Our fellow believers are in pain, grief, and doubt. They need the body of Christ to feel their pain with them: “If one member suffers, all suffer together” (1 Corinthians 12:26). Let your life be interrupted for a moment so that a suffering believer is not left to face their trial alone.
Make Spiritual Efforts
Enthusiastic effort gets us there. Sacrificial effort keeps us going when it is hard. But the peak of all our efforts—the thing that distinguishes Christian comfort from mere human sympathy—is spiritual effort.
Timothy was sent specifically “to establish and exhort you in your faith, that no one be moved by these afflictions” (3:2–3). The goal of presence is not only warmth but strength. The Thessalonians had already been taught what to expect; they were not surprised by their suffering. Timothy came to sit with them in the examination room, so to speak—to ensure that the knowledge they had received was being applied under pressure.
The word of God, rightly understood and faithfully applied, is what produces true comfort, genuine hope, and steadfast trust. Before trouble comes, equip yourself. Read Job, the Psalms, James, and 1 Peter—books shaped by suffering. Memorise passages such as 1 Corinthians 10:13: “No temptation has overtaken you that is not common to man.
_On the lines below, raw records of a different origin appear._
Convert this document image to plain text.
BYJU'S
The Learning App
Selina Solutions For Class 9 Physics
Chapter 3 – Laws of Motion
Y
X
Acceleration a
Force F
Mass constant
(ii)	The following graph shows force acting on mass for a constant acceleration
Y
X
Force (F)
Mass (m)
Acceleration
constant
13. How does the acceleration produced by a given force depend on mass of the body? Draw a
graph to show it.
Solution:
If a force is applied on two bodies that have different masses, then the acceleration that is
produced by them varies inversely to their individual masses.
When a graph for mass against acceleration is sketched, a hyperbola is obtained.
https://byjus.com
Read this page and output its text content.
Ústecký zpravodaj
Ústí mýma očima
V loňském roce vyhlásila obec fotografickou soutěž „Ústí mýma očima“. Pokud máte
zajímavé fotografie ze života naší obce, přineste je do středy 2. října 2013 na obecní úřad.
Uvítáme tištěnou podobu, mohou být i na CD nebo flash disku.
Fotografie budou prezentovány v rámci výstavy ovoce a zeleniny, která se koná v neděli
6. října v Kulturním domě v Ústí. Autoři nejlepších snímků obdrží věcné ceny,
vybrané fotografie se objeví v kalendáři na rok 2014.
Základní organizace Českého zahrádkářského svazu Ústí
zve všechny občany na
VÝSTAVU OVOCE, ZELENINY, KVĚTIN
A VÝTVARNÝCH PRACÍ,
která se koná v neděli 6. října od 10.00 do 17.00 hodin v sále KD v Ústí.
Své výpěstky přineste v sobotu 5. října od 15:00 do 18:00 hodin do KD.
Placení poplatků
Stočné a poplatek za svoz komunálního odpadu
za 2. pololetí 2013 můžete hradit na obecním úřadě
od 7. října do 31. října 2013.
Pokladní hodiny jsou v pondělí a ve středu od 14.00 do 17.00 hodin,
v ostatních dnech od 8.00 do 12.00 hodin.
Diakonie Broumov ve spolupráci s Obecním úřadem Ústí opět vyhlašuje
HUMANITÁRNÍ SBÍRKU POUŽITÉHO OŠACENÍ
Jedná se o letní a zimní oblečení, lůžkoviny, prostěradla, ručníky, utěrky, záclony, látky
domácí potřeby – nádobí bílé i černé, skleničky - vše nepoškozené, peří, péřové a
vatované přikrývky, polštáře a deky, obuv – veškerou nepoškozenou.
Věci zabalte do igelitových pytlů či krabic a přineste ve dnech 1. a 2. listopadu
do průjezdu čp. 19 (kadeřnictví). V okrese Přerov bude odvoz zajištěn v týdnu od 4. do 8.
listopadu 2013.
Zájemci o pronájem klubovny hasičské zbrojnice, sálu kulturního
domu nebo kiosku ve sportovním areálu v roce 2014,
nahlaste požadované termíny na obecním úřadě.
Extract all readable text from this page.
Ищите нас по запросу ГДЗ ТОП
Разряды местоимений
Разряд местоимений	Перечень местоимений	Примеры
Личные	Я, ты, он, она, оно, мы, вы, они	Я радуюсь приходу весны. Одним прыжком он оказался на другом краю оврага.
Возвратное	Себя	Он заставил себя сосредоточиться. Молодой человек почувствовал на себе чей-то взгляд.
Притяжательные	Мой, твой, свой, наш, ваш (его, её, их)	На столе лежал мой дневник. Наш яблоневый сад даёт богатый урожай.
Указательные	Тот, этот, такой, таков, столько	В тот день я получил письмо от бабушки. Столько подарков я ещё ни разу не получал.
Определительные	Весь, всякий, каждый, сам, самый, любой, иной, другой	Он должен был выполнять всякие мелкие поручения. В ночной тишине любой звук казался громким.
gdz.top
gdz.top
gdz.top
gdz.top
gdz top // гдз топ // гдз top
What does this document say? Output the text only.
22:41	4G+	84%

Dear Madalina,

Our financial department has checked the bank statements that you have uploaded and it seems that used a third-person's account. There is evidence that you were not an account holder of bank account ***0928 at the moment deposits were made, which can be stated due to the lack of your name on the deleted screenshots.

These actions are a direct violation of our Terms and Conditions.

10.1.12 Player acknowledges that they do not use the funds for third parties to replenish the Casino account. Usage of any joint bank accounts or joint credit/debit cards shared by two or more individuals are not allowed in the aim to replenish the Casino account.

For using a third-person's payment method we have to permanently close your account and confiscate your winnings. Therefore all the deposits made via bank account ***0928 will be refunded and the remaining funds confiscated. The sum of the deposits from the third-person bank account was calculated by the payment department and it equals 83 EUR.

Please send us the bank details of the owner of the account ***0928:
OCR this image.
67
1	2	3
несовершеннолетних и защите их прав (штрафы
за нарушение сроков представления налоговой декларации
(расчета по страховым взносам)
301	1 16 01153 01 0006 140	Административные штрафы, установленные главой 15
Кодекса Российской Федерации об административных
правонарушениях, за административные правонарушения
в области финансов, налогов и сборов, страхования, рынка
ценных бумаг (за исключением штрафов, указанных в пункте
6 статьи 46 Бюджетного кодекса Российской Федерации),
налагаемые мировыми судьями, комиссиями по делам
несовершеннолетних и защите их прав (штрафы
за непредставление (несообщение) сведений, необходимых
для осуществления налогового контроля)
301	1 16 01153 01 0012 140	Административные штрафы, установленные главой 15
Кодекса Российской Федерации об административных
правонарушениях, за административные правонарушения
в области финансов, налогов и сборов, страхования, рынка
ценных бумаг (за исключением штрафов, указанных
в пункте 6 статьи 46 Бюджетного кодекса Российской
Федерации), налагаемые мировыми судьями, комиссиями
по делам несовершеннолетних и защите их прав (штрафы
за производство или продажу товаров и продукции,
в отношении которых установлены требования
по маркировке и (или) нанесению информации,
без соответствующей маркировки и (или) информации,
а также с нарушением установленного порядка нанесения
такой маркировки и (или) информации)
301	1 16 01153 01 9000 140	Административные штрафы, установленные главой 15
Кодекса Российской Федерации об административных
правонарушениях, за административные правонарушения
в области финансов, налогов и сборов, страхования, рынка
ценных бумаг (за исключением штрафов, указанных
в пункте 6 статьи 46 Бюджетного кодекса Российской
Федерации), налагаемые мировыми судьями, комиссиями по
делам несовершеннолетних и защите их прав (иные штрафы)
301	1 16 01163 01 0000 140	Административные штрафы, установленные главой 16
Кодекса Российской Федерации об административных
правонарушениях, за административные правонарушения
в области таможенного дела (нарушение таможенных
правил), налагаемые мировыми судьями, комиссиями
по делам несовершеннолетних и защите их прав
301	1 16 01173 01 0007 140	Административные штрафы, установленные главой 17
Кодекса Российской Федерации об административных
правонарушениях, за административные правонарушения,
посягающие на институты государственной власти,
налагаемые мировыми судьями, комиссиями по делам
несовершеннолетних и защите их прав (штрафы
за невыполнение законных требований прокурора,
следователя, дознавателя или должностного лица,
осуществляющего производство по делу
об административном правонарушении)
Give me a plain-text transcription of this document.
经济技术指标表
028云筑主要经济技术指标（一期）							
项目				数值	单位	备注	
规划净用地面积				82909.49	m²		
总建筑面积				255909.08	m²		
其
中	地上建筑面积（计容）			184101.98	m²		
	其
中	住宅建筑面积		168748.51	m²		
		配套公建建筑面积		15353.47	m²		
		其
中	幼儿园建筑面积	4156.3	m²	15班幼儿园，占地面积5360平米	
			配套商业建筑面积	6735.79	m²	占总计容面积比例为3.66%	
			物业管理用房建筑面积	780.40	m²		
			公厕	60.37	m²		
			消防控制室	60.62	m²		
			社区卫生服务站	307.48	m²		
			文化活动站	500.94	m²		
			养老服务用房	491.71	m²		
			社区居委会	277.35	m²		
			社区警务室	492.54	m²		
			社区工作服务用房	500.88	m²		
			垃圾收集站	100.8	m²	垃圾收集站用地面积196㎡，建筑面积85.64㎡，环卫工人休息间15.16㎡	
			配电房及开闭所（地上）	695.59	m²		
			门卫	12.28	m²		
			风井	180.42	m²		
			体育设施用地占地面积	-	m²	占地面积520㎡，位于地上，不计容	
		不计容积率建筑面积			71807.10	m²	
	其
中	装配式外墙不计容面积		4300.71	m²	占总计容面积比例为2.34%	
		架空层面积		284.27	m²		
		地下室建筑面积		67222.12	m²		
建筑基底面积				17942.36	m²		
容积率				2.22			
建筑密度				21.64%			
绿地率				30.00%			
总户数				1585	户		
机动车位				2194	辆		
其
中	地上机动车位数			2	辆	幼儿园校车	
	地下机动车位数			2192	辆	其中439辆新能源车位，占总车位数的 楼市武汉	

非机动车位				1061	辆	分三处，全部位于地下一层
God is faithful, and he will not let you be tempted beyond your ability, but with the temptation he will also provide the way of escape, that you may be able to endure it.” Take that verse with you when you visit. Open your Bible in the hospital ward. Paste a Scripture into a message before you send it.
The stakes of this are high. If gospel-shaped friends do not reach the suffering believer, others will. And the counsel they offer—however sincere—may be spiritually dangerous. Job’s friends prayed and wept and sat with him. But their counsel was wrong, and God’s anger burned against them for it (Job 42:7). Biblical knowledge, not merely well-meaning presence, is what the suffering Christian needs.
In Matthew 25, our Lord identifies himself with his suffering people: “As you did it to one of the least of these my brothers, you did it to me” (v. 40). To serve a suffering believer is to serve Christ. These three efforts—enthusiastic, sacrificial, and spiritual—are how that service takes shape. They are also the test by which the genuineness of our own faith is revealed.
May we be found faithful to one another when the trial comes.